I am scribbling this at midnight because my entire day has been taken up with variously fending off and succumbing to approaches by the media – the Mail (again), the Sun, ITN, BBC (three or four different people throughout the day), the Guardian. Have I missed anyone? Probably, it’s been frenetic. Most of them seemed interested in absolutely nothing beyond the role played by the Labour trio in relation to PIE in the 1970s. The wider context appeared to concern them not one jot.

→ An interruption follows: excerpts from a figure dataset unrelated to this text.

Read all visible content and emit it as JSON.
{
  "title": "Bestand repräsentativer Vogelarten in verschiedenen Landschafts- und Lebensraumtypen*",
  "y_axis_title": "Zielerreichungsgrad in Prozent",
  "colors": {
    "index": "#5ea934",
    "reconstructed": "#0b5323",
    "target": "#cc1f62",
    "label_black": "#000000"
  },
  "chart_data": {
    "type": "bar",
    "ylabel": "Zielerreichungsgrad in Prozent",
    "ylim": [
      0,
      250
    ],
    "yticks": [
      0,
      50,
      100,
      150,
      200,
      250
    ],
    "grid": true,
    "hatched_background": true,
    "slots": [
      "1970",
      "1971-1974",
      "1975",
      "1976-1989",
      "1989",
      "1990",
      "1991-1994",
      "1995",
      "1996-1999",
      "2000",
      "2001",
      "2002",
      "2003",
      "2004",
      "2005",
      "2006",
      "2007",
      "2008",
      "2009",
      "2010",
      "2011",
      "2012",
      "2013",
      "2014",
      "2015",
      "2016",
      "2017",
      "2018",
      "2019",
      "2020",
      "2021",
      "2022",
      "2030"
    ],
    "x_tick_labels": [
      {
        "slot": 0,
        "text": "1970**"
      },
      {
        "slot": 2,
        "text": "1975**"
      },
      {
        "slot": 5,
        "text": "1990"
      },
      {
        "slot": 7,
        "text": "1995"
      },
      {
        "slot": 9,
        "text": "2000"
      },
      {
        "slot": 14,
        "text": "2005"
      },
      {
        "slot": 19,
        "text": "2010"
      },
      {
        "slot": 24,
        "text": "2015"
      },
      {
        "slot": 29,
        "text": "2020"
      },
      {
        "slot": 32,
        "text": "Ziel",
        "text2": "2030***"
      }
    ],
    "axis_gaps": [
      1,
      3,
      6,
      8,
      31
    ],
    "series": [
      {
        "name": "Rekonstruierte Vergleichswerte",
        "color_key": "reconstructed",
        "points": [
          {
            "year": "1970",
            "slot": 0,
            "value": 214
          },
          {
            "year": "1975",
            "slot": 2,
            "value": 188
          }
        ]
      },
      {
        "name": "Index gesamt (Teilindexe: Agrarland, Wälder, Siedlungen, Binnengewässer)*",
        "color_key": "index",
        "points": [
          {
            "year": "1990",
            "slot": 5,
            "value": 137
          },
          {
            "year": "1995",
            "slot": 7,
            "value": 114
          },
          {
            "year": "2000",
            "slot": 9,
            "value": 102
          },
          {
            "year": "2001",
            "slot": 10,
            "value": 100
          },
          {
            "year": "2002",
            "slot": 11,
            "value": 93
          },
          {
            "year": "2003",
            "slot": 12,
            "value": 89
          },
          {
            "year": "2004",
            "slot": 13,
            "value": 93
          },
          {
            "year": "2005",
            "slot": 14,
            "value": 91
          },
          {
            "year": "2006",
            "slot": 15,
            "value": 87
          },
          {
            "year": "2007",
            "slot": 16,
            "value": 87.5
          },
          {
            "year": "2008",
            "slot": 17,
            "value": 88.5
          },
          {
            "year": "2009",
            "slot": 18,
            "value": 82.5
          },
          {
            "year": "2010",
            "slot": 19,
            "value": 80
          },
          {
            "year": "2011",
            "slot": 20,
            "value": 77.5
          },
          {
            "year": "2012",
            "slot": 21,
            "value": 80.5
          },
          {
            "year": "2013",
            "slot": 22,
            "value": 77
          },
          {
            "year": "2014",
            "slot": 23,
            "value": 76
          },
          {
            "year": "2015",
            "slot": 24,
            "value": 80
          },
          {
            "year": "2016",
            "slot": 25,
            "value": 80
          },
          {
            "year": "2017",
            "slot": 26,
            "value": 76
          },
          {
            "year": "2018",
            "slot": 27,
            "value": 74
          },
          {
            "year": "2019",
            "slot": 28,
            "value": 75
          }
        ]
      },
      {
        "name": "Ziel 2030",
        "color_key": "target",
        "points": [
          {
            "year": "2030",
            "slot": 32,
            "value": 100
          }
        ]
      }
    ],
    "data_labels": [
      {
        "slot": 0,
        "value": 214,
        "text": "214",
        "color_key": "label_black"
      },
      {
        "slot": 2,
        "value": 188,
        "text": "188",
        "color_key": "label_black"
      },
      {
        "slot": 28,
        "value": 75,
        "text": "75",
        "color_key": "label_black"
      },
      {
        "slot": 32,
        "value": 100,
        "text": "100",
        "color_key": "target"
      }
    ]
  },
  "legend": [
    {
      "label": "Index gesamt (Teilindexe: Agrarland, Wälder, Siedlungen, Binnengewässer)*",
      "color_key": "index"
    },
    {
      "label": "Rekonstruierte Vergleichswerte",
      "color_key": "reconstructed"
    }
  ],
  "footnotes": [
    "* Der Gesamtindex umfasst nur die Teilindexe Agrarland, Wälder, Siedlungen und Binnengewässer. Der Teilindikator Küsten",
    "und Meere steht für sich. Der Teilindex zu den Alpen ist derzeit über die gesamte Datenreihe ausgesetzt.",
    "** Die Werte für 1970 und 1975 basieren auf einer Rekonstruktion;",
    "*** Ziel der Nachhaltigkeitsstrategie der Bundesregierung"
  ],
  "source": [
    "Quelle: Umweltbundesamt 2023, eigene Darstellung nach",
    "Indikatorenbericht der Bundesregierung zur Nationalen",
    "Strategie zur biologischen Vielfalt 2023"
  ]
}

I should just mention Andrew Gilligan’s piece for the Daily Telegraph a few days ago though, as this was a bit different (“The ‘right’ to sleep with children was one ‘civil liberty’ that NCCL supported”, 21 Feb.). Remember Gilligan? He’s the guy who used to work for BBC Radio 4’s Today programme who famously made a broadcast in May 2003 in which he claimed that the British Government had “sexed up” a report in order to exaggerate the WMD capabilities of Saddam Hussein. He resigned from the BBC in 2004, in the wake of the Hutton Inquiry, after Lord Hutton questioned the reliability of his evidence. In the view of many (including me) he has since been vindicated.
Not that I’m enthusiastic about his report on PIE, for which he trawled through Paedophilia the Radical Case in order to rip my words out of context in a highly unsympathetic way. It was an interesting piece, though, not least for this claim:
PIE’s members, mostly educated and middle-class, were good at finding “progressive” academics – some useful idiots, others rather more sinister – to fight their cause.
I emailed him today (sorry, yesterday, as I’m now well past midnight) to ask which of these academics he regards as idiots and which as sinister – and why. No response yet, but he’s known to be nocturnal so he might fire off a reply about 3am!